Sumber gambar, Dokumen Cerita FIlms
“Ada tiga hal yang tidak bisa kita ubah: masa lalu, rasa sakit, dan kematian,” ucap Marko kepada Sore ketika menyadari perempuan muda ini datang ke Zagreb, Kroasia hanya berbekal baju dan sepatu yang dikenakannya.
Sepenggal dialog tersebut berasal dari film Sore: Istri dari Masa Depan. Meski bukan diucapkan oleh salah satu pemeran utamanya, ungkapan itu mengunci rangkaian cerita berdurasi 119 menit tersebut.
Bermula dari serial web di YouTube untuk sebuah produk pada 2017, versi panjang ini bukan sekadar tentang sosok Sore yang ingin mengubah kebiasaan Jonathan—suaminya—untuk hidup lebih sehat agar usianya panjang.
Namun, ini justru lebih terasa seperti elegi duka dari seorang perempuan yang tengah meniti jalan menuju penerimaan atas kematian orang yang dicintainya.
Sumber gambar, Dokumen Cerita Films
Masih dengan konsep penceritaan menggunakan elemen fiksi ilmiah berupa perjalanan waktu atau time travel, sutradara Yandy Laurens menggambarkan pergulatan batin dan pikiran Sore yang tengah berkabung.
Film yang dibintangi Sheila Dara, Dion Wiyoko, dan sejumlah pemain Kroasia ini sedang tayang di layar lebar sejak 10 Juli 2025.
Sebanyak 1,8 juta orang telah menyaksikannya memasuki hari ke-15 penayangannya. Pro dan kontra pun mengemuka.
Ada yang menyebut Sore dipandang melalui sudut pandang pria atau male gaze sehingga digambarkan lemah dan begitu buta cinta bak representasi klise perempuan.

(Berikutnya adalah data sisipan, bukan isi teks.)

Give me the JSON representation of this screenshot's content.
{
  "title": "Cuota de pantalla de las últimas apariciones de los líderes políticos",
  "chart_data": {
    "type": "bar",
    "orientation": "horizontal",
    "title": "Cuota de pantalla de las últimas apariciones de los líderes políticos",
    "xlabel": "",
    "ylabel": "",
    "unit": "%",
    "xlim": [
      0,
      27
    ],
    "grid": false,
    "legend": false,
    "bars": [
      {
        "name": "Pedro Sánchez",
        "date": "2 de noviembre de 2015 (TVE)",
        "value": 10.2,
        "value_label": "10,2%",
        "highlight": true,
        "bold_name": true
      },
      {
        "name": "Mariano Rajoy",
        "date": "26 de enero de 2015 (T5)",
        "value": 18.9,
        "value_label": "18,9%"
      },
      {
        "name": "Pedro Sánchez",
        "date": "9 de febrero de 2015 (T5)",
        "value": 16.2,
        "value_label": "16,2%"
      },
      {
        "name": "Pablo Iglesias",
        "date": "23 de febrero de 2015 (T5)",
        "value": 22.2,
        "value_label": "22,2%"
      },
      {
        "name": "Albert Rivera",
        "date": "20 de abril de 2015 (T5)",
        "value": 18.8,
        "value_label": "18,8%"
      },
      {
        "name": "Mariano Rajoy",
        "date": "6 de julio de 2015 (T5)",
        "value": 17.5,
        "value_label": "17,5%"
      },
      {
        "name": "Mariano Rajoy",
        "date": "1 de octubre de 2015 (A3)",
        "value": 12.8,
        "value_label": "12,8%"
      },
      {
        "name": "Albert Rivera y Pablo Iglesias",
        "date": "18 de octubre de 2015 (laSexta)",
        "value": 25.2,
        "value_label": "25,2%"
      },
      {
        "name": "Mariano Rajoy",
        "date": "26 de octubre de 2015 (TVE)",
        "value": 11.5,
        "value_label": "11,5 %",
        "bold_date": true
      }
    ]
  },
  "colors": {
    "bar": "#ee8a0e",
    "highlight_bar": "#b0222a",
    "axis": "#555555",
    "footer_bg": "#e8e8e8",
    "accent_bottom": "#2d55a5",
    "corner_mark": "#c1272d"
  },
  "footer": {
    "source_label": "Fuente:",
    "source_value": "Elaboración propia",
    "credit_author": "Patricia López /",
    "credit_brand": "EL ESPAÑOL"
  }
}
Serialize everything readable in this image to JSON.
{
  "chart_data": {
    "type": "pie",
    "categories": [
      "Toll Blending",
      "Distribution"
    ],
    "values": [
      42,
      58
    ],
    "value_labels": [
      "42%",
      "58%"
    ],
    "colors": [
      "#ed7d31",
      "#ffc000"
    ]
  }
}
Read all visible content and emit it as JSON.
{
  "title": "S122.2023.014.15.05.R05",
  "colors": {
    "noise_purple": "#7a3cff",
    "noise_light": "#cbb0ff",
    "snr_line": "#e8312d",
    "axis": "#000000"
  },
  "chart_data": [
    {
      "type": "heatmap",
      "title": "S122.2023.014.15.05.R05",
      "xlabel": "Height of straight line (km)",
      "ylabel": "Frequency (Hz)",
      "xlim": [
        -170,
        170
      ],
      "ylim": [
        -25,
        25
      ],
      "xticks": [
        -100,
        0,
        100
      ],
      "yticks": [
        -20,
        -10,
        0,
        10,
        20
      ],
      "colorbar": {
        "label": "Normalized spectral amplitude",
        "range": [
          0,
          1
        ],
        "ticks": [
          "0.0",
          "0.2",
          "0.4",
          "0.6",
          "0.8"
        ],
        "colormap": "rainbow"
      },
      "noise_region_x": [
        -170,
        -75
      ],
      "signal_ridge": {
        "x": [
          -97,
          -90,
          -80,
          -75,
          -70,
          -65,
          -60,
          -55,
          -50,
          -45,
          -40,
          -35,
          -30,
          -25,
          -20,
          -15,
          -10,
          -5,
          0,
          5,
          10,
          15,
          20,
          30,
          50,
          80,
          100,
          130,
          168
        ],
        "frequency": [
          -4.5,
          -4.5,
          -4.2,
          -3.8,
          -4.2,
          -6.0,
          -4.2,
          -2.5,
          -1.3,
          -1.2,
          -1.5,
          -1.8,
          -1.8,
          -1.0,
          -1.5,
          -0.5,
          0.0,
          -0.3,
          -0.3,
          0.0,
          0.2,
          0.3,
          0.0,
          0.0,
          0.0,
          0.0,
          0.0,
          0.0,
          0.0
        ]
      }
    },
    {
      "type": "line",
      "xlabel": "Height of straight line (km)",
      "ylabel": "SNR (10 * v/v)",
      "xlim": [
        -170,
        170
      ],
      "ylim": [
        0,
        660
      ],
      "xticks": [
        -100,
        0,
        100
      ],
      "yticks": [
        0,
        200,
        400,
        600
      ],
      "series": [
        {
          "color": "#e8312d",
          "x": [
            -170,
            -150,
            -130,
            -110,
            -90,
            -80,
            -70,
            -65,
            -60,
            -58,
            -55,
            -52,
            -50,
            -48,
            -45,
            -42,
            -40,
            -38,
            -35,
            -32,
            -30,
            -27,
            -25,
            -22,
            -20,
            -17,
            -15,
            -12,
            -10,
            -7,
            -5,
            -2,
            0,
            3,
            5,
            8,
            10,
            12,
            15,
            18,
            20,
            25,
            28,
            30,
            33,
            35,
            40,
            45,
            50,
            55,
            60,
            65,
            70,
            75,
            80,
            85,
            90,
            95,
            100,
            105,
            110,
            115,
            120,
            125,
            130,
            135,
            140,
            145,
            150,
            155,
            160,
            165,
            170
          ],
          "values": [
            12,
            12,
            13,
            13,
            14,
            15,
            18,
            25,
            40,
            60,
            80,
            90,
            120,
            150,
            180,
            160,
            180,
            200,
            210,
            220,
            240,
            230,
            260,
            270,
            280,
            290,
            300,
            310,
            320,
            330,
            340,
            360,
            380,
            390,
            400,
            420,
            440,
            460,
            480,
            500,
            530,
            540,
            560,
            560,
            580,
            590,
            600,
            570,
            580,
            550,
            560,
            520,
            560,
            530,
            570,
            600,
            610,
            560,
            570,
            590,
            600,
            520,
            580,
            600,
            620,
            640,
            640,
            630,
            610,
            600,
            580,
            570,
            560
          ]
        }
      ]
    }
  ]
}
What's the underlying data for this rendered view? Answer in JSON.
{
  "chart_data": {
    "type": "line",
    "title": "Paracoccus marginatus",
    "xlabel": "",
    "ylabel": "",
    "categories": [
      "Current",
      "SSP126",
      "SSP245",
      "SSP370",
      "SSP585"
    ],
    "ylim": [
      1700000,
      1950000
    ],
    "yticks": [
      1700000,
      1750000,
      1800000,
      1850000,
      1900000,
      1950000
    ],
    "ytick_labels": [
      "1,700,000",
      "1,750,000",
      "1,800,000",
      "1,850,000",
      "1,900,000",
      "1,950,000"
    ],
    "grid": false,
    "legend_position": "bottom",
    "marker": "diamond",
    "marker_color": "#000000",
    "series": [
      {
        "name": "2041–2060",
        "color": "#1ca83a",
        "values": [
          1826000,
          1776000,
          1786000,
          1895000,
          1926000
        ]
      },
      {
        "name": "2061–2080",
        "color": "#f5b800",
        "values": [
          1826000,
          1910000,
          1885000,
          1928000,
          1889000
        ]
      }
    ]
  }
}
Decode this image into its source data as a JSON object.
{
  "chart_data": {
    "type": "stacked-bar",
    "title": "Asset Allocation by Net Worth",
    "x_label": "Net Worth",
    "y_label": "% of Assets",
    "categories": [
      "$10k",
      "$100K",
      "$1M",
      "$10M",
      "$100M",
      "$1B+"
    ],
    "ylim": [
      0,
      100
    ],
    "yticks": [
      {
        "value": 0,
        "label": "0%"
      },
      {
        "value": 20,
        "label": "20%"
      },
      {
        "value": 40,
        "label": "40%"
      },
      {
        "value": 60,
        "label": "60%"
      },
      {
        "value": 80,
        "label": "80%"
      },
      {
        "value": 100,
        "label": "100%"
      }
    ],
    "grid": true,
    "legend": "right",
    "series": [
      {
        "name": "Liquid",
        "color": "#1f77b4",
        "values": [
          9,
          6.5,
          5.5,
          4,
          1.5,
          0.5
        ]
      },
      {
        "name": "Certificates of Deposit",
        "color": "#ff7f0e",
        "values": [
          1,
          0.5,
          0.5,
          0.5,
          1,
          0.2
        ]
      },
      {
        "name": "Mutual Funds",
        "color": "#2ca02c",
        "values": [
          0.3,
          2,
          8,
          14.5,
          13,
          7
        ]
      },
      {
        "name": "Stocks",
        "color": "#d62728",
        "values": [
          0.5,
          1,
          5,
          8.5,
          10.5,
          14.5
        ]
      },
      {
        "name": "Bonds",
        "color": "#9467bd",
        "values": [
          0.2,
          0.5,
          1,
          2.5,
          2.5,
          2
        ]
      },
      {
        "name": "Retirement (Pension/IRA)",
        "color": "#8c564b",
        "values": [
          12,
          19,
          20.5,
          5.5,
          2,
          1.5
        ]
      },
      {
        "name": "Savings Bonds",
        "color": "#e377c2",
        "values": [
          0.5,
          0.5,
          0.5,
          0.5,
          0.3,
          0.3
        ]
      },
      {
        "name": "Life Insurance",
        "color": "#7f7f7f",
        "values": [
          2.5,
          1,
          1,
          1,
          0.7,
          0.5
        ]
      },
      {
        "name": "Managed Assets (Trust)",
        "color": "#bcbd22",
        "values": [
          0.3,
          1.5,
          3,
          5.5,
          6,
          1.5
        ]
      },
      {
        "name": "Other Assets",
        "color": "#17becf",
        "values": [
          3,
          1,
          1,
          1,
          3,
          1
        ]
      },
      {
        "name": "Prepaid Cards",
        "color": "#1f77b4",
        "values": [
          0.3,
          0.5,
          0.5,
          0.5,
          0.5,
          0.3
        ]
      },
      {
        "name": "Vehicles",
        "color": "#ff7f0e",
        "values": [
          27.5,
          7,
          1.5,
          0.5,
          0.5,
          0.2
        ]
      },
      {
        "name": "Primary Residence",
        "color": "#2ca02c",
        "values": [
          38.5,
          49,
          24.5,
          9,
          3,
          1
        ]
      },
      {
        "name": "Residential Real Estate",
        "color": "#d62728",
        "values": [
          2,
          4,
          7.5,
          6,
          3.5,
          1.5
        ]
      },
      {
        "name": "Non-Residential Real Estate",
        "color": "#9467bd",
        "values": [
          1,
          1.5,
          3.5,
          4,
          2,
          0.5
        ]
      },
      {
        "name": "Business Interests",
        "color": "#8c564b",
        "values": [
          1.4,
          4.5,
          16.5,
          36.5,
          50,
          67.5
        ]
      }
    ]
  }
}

Ada juga yang meyakini film ini layak menjadi kandidat film terbaik 2025.
Bagaimana kisah tentang Sore?
Wajar jika muncul pendapat mengenai Sore yang seolah menjadi simbol silent patriarchy.
Sejak awal adegan dibuka dengan kesibukan Jonathan menjadi seorang fotografer yang tengah berburu gambar mencairnya es di kutub utara serta kehidupan makhluk hidup di sana.
Meski Sore kemudian hadir, kedatangannya juga demi Jonathan. Ia berniat mengubah hidup pria itu agar tidak lagi merokok, minum beralkohol, dan makan teratur.
Sore pun memastikan semua itu dengan memasakkan makanan kesukaan Jonathan, sibuk berbelanja buah, mengajak berolahraga, hingga membuang semua rokok dan stok minuman beralkohol.
Bahkan Sore berulangkali meyakinkan Jonathan bahwa ia akan siap selalu menemaninya dan terus memilihnya walau harus menjalani sepuluh ribu kehidupan.
Ia pun bersedia kembali mengulang waktu melakukan tindakan yang serupa agar bisa mencegah kematian Jonathan di masa depan.
Sementara itu, Jonathan tetap asyik sendiri dengan kebiasaannya dan enggan berubah.
Hingga ada satu ucapan Jonathan, “Orang berubah bukan karena rasa takut, tapi karena dicintai.”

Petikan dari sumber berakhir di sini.